Rencontre avec... Philippe Lamberts, député européen, rapporteur de la directive et du règlement sur les exigences en capitaux pour le groupe des Verts

« Il faudrait des licences bancaires différentes selon la nature des activités »

le 24/05/2012 L'AGEFI Hebdo

Votre groupe a proposé, sans succès, une différenciation des exigences en capitaux en fonction des modèles bancaires. Le sujet est-il clos ?

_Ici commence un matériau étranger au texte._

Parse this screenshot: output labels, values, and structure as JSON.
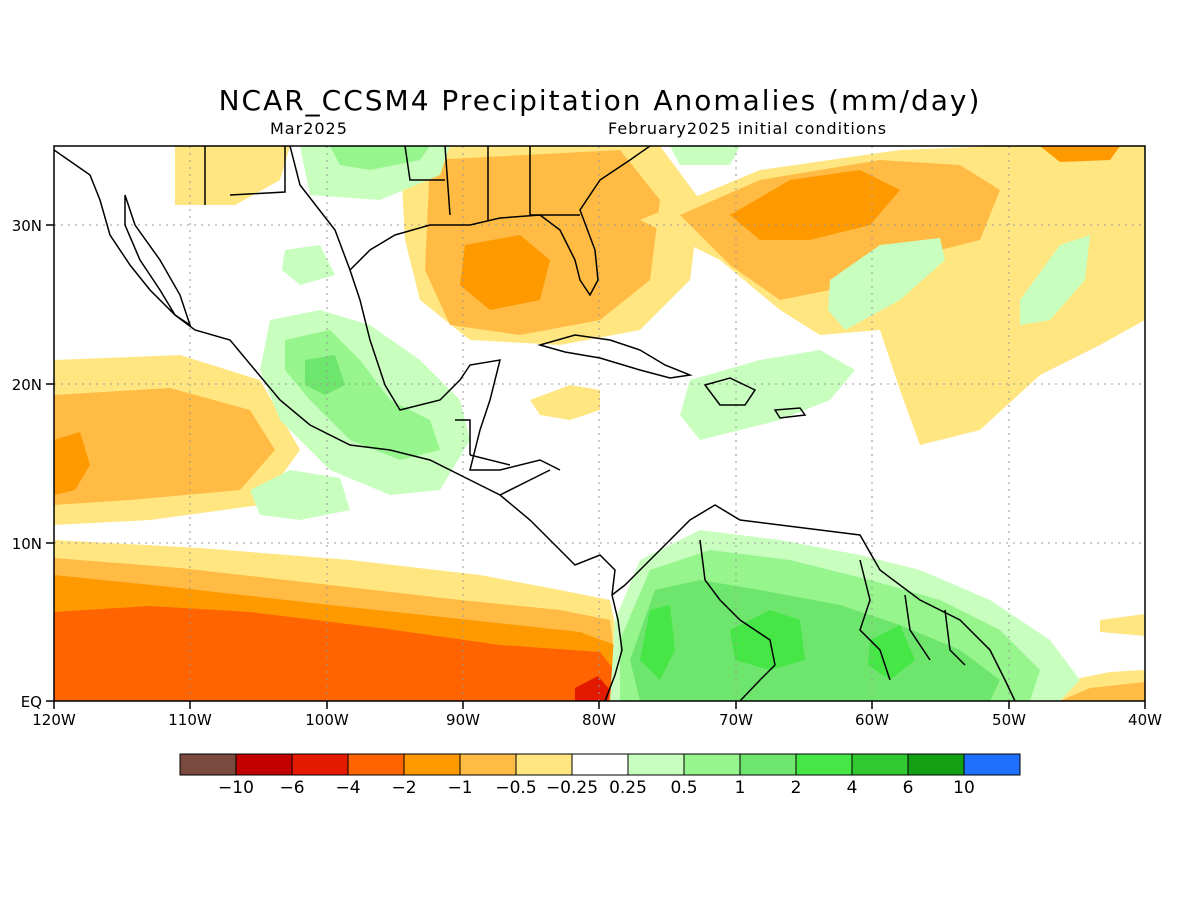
{
  "title": "NCAR_CCSM4 Precipitation Anomalies (mm/day)",
  "subtitle_left": "Mar2025",
  "subtitle_right": "February2025 initial conditions",
  "map": {
    "lon_range": [
      -120,
      -40
    ],
    "lat_range": [
      0,
      35
    ],
    "gridlines": "dotted",
    "lon_ticks": [
      "120W",
      "110W",
      "100W",
      "90W",
      "80W",
      "70W",
      "60W",
      "50W",
      "40W"
    ],
    "lat_ticks": [
      "EQ",
      "10N",
      "20N",
      "30N"
    ]
  },
  "colorbar": {
    "colors": [
      "#7a4a3e",
      "#c30000",
      "#e31a00",
      "#ff6400",
      "#ff9900",
      "#ffbb44",
      "#ffe680",
      "#ffffff",
      "#c8ffbe",
      "#96f58c",
      "#6ee66e",
      "#46e646",
      "#32c832",
      "#14a014",
      "#2070ff"
    ],
    "labels": [
      "−10",
      "−6",
      "−4",
      "−2",
      "−1",
      "−0.5",
      "−0.25",
      "0.25",
      "0.5",
      "1",
      "2",
      "4",
      "6",
      "10"
    ]
  }
}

Nous n’avons pas gagné sur la différenciation non seulement entre banques systémiques et non systémiques mais aussi entre le « narrowbanking » - autrement dit un service bancaire limité aux dépôts et aux prêts aux entreprises - et le reste. Nous persistons dans l’idée qu’il faudrait, à terme, des licences bancaires différentes selon l’étendue et la nature des activités des établissements. Pour avancer dans ce sens, il aurait fallu travailler plus en amont dans le débat législatif avec les socialistes qui, eux, proposaient une différenciation en fonction de la taille des bilans. Je ne sais pas quelles seront les conclusions du groupe Liikanen sur le sujet, mais je suis convaincu qu’il y aura une CRD5 vu le nombre de sujets qui restent ouverts, comme la pondération du risque sur les dettes souveraines.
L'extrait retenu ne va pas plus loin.